The Rules in a nutshell


An individual player can have three characters at first: a heroic mortal, a godblooded, and a Dragon-blooded of any society upbringing. After all three of your characters have earned at least 100 experience between them, (and experience generally comes in at 5-10 XP a week), you gain a fourth character that can be used for a Celestial Exalt (Solars or Lunars). Note that I said earned - even if your character dies, that doesn't set you back in qualifying for a Celestial. You don't have to make these characters immediately, but the option is available. You can use a slot for it's character type or any weaker character type - so you can have two heroic mortals and a dragon-blood, or a heroic mortal and two god-blooded, and so on.


Keep in mind we have some House Rules.


To apply for your character, create them at the login screen, write up their concept in brief and +request that it be approved by typing +request/add concepts/your character concept here at the MUSH. It doesn't have to be long! One or two sentences is enough.


From there, a staff member will approve you and give you access to the character generation, which has instructions as to how to create your character. After that, you can go in-character and roleplay or run events any time you want.

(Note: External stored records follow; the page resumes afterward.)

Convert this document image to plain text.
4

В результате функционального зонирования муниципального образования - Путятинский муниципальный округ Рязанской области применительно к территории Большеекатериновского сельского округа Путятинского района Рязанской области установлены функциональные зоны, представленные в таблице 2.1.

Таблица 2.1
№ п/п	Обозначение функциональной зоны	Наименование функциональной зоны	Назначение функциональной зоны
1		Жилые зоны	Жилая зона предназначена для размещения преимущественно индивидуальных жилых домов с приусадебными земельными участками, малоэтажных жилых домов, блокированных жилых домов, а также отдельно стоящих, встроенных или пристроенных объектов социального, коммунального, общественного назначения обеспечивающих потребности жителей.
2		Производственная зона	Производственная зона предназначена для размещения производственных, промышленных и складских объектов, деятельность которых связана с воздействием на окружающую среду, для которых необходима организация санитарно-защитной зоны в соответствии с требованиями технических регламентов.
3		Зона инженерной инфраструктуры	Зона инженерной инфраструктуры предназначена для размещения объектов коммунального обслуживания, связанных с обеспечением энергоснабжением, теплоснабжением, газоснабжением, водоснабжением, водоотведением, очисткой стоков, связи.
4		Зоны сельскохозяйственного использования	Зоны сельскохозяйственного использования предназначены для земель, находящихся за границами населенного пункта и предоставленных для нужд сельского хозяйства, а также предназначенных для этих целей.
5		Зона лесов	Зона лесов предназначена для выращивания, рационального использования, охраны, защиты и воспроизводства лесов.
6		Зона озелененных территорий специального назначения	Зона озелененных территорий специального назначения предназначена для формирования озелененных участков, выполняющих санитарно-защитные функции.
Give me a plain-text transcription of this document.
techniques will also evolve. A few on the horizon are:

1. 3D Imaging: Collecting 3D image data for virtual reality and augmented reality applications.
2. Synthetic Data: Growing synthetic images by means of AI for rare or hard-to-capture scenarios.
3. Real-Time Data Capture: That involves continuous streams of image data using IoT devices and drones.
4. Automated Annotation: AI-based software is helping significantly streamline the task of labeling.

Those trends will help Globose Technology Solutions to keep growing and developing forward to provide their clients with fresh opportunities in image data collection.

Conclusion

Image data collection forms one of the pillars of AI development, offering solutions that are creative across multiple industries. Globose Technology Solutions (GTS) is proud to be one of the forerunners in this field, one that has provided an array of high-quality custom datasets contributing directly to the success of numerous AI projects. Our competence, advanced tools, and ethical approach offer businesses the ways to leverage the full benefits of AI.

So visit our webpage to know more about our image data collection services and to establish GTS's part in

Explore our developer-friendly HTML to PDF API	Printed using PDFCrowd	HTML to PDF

Now return to the Front Page for links to more information.



How to play, in a nutshell


In this game, you create a character in the fantasy world of Exalted.  That character has a motivation, and your activities in game revolve around attempting to achieve that motivation.  In the process, you'll have an impact on the world.  People will live, or die; cities will rise, or fall; bridges will burn, or be built.


Most of the time, action is resolved very quickly by an ST using the Universal Conflict Resolution Trick defined in House Rules. To use this, all protagonists involved need a goal, and a method they intend to use to achieve that goal.

As an example, suppose Dace the Dawn Caste Mercenary wishes to expand his mercenary company to be the premier mercenary company in all Nexus.  His goal is Become the premier mercenary company in Nexus.  His method is Crack down hard on the streets we patrol to make them safe as a Yu-Shan broadway, and as a consequence for failure, he's willing to risk A criminal uprising destroys the company's control of the streets.  The ST and player negotiate and decide together that this implies he'd be using Perception+Investigation - perceiving crime, rooting it out.  The ST determines that the difficulty to root out all the crime in one of the dirtiest neighborhoods in Nexus is Difficulty 7.  Dace doesn't think he can make that with his perception+investigation pool, so he proposes that he use his Mob-Dispersing Rebuke to change things in his favor. He and the ST negotiate and decide that this would reduce the difficulty sharply, to 4 - within his grasp, if he musters his resources.  He spends a willpower for an automatic success and gets lucky!  His is now the premier mercenary company in Nexus.  But are the streets still clean?  No - if he wanted them to STAY clean, that would have to be a goal.  Instead, the streets fill back up with cutpurses once his reputation is secure.  Only goals can change the world - conversely, goals make changing the world a very straightforward process.


This doesn't have to mean all the roleplay that could be drawn from this can't happen, but it does mean that such roleplay happens for the sake of roleplay and not to advance the character, and can occur freeform, without further dice.  In this fashion, conflict and agendas drive roleplay, but the rules don't hold it back more than necessary.


When your character is out of the gate, drop your first Goal and Method in the plots queue and let the action begin!  Don't wait - be aggressive.


There are a few technical details you absolutely should know.

  • Nothing is considered to have canonically happened until a summary of the event is posted to Recent History.
  • After every scene of roleplay, it is customary to write a short recommendation that the other players in that scene receive XP, as detailed in XP Policy.